Patriots' Day: Down On The Farm

By Greg O’Brien, Codfish Press

Something to consider on Patriots’ Day as thousands mass and turn inward to Boston: Our founding fathers cautioned against straying too far from the farm. George Washington in his farewell address laid the cornerstone for American non-intervention. “The great rule of conduct for us, in regard to foreign nations, is…to have with them as little political connection as possible,” he advised. Thomas Jefferson in his 1801 inauguration speech preached “peace, commerce, and honest friendship with all nations, entangling alliances with none.” And President James Monroe in his Monroe Doctrine stressed,  “It is only when our rights are invaded, or seriously menaced that we resent injuries, or make preparations for war.”

Breaking ranks two centuries later with the intellectual elite, an enlightened President George Bush in his February State of the Union address railed against talk of isolation, pledging that his administration would “act boldly in freedom’s cause” and seek the end of tyranny” in the world. “We accept the call of history to deliver the oppressed.”

Had he been in the House gallery at the time, Jefferson might have cracked, “say what?” The strict constructionist still has loyal followers.

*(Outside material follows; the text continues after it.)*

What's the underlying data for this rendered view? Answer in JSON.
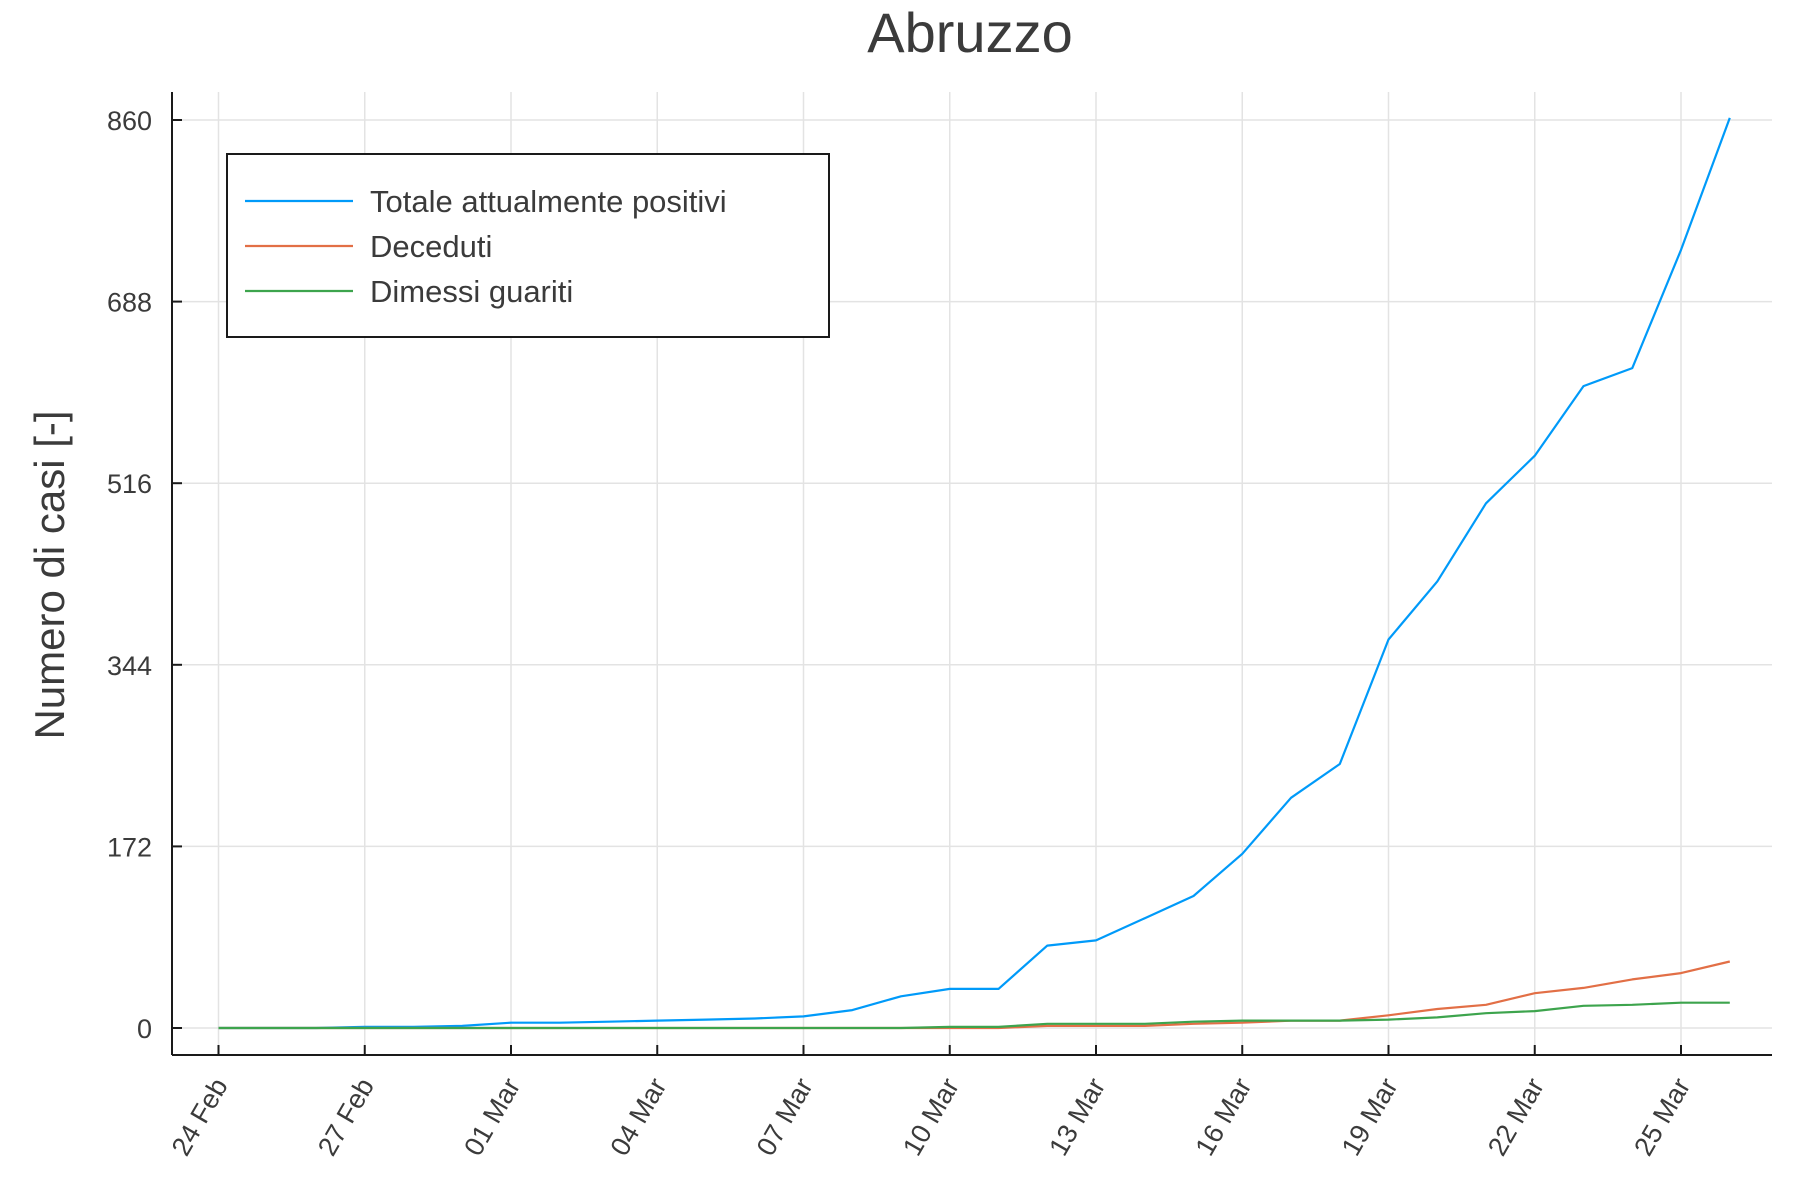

In a back-to-the-future USA Today/Gallup Poll, released Friday, nearly half those surveyed believe “we should mind our own business internationally and let other countries get along as best they can on their own.” 

Bush apparently never got the memo. “My position is clear,” he said last week. “I’m absolutely for this United States of America to stay engaged to the world.”

Could be an insidious marriage, but Bush is at least partially correct in his appraisal that conditions today, which did not exist in Jefferson’s time, make it complicated, if not impossible, to extricate ourselves from the world: a global economy; threats of terrorism and nuclear proliferation; and the likelihood of catastrophic, high flying pandemics. The debate, however, ought not to be over isolationism; it must instead be about good choices, and in this arena, the Bush Administration has so bungled its foreign policy with bad decisions, wrong assessments and flag-waving rhetoric as to blur the line between the non-intervention and sound strategy.

Boston University international relations professor Andrew Bacevich, writing recently in the Los Angeles Times, was correct in his appraisal that Washington was not an isolationist, but rather the “founding father of American realism,” the pragmatic discipline of not biting off more than you can digest. “Contriving phony charges of isolationism to dodge tough, practical questions is not only dishonest, but is reckless and irresponsible,” he wrote.

So what’s the game plan, Mr. President? We have a no-win war in Iraq, a Middle East again at its boiling point, nukes on the way, and a nut in Iran who has vowed to wipe Israel off the map. As we collectively head up Heartbreak Hill today, hope the strategy is more concrete than seeking an end to tyranny and delivering the oppressed.